Someone took a freaking dump on a roll of toilet paper. Next to the toilet. No shit in the toilet. Just on the roll of toilet paper.
so Brent and I ordered you a drink then realized you don't live here. I drank it.
why is every porn film shot in the same house? with the same red couch!?!
He tagged himself in all of my pictures so he would get a notification if someone commented on it.
Restraining orders are what college is about.
Ok forget what i said about christmas break being awful. Chasing shots with fudge
i don't know how the hand towel got involved, but i peed all over it
he picked an earring up off the bar floor and tried to give it to girls as a present.
When she was dating that guy she told me If they broke up, I would receive a call and no matter what I was doing I'd have to go over a fuck her.

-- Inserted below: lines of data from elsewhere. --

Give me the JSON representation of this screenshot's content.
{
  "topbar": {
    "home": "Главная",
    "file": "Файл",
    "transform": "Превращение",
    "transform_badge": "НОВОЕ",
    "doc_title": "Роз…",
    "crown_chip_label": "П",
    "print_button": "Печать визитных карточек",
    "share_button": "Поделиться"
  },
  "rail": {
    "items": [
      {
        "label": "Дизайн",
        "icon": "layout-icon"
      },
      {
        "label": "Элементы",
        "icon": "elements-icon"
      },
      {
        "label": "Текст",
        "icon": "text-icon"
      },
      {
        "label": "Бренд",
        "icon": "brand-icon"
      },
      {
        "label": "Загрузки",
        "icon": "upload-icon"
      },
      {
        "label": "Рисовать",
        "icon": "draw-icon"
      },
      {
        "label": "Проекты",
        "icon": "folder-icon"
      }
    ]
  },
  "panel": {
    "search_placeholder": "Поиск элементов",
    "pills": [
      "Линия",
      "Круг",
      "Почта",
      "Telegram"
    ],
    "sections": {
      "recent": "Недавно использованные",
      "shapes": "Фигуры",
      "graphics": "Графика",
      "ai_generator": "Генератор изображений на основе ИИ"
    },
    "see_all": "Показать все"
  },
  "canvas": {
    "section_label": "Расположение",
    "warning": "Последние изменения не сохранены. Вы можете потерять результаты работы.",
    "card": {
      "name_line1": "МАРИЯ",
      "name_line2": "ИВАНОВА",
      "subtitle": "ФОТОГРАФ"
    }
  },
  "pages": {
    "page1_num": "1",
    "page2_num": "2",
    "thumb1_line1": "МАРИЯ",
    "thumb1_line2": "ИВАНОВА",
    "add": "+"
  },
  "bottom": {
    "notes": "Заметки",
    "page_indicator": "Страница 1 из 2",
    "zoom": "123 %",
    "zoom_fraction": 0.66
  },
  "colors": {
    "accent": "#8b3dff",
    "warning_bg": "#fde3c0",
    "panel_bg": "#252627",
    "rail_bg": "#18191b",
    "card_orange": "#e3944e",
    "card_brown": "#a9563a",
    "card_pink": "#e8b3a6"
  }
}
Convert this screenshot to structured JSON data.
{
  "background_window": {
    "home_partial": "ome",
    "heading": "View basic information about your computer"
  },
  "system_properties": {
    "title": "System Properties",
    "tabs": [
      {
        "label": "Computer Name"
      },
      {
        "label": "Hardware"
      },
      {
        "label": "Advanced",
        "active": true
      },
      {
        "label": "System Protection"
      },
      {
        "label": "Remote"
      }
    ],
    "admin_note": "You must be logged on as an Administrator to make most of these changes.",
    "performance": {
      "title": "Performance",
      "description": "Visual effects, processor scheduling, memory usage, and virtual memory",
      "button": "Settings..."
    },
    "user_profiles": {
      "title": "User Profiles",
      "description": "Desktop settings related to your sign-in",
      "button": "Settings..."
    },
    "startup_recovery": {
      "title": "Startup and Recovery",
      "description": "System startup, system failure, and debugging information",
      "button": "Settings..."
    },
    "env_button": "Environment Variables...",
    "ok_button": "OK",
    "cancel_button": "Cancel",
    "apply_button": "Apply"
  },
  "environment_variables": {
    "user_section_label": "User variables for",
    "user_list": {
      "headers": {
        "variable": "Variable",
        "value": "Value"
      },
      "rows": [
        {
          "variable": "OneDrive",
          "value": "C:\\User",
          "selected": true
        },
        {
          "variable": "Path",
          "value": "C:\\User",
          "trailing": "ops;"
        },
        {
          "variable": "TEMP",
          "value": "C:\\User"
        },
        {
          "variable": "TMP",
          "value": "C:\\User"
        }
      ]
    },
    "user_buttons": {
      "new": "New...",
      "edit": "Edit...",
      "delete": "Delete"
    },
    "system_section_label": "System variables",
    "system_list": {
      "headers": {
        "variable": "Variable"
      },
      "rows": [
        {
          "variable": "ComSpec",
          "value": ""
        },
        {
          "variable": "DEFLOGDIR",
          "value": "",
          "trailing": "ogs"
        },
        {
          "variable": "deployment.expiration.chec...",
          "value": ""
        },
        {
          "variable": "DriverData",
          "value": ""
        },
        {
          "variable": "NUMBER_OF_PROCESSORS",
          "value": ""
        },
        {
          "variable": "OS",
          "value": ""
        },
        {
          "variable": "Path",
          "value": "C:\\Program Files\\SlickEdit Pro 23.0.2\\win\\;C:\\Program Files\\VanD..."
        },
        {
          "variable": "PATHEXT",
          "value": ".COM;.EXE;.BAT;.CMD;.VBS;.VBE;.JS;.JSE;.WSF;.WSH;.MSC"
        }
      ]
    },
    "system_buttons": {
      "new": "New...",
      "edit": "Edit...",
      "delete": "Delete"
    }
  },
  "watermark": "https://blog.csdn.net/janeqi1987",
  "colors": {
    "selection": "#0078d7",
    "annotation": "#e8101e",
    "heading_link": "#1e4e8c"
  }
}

It's like being an EMT for sex.
it's not like i was drunk to the point of NEEDING help...i just wanted someone to offer to hold my hair or something.
In the UK. Bar special, every drink costs a pound. I'm two shots away from being deported. God save the queen.
All I saw was a purple blob and poking out from under was part of a green shirt. Took me a minute to realize it was him under that beast.Thought I should ask if he was actually breathing and conscience but then I saw him slowly exploring what few brave men have done before.
We should. Taco Bell definitely gives me the shits though.
It's girls night. No shame, just febreeze
If there aren't any tits where you are, you're doing it wrong.
you smell like vanilla and daddy issues
I'm on someone's yacht. I don't know who. But I'm on it. There's a guy passed out in a kilt holding bagpipes. Help.